3. Convert Checkpoint to HuggingFace Format

After training, the saved checkpoint is in FSDP format. Use scripts/model_merger.py to convert it to a standard HuggingFace model:

python scripts/model_merger.py merge \
    --backend fsdp \
    --local_dir gigpo_maiui2b_exp1/global_step_15/actor \
    --target_dir gigpo_maiui2b_exp1/global_step_15/hf

4. Visualize Episode Trajectories

Training episodes are automatically saved to the episode/ directory. You can replay and inspect any rollout trajectory with:

python scripts/episode_visualizer.py --episode_dir episode/<your_episode>

🧩 How to Add a New Environment

Want to scale on cloud phones, or add a completely new environment? Cloud phones follow the same protocol as real-device training — the difference is only that phones are hosted remotely.

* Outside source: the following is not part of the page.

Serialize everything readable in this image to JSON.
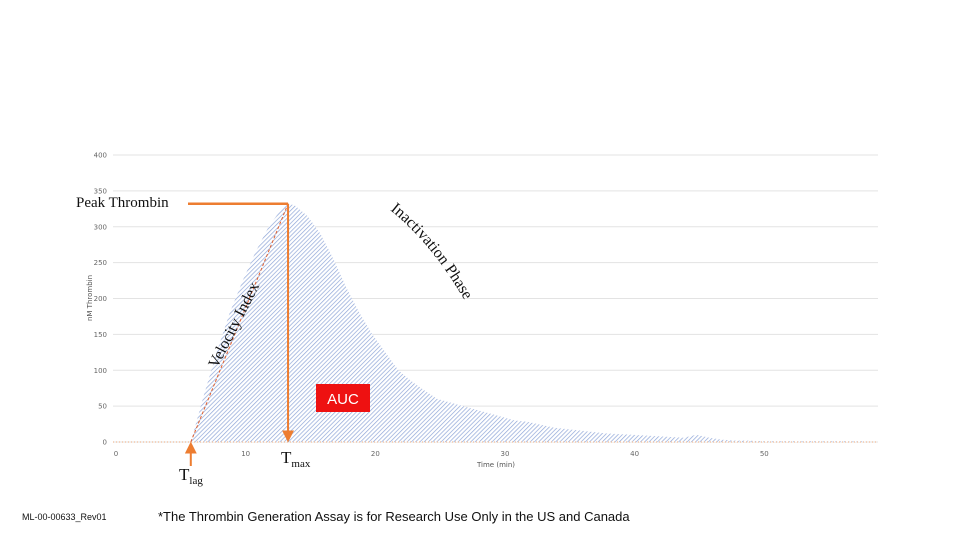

You can implement a new environment by referencing the existing implementations:

  • MobileWorld: agent_system/environments/env_package/mobileworld/
  • RealDevice: agent_system/environments/env_package/realdevice/

Each environment package implements a standard interface for:

  • Resetting the environment and returning the initial observation
  • Executing an action and returning the next observation + reward signal
  • Termination / episode end detection

This modular design also means you can train GUI-Spec models other than MAI-UI and GUI-Owl — including general VLMs from the Qwen3-VL series — by implementing the appropriate model adapter alongside the environment.

📈 Experimental Results

We release ClawGUI-2B, a GUI agent trained using the ClawGUI-RL framework with the GiGPO algorithm, based on MAI-UI-2B as the base model.

MobileWorld Benchmark Results

Category Model MobileWorld SR (GUI-Only)
Agentic Framework Claude-4.5-Sonnet + UI-Ins-7B 47.8
Gemini-3-Pro + UI-Ins-7B 55.6
GPT-5 + UI-Ins-7B 54.0
End-to-End Model GUI-Owl-7B 7.7
GUI-Owl-32B 8.5
UI-Venus-7B 8.5
UI-Venus-72B 16.4
Qwen3-VL-8B 9.4
Qwen3-VL-32B 11.9
Qwen3-VL-235B-A22B 12.8
Doubao-1.5-UI-TARS 26.3
MAI-UI-2B (baseline) 11.1
MAI-UI-8B 19.7
Ours ClawGUI-2B [GRPO] 14.5
ClawGUI-2B [GiGPO] 17.1

📄 License

This project is licensed under the Apache License 2.0.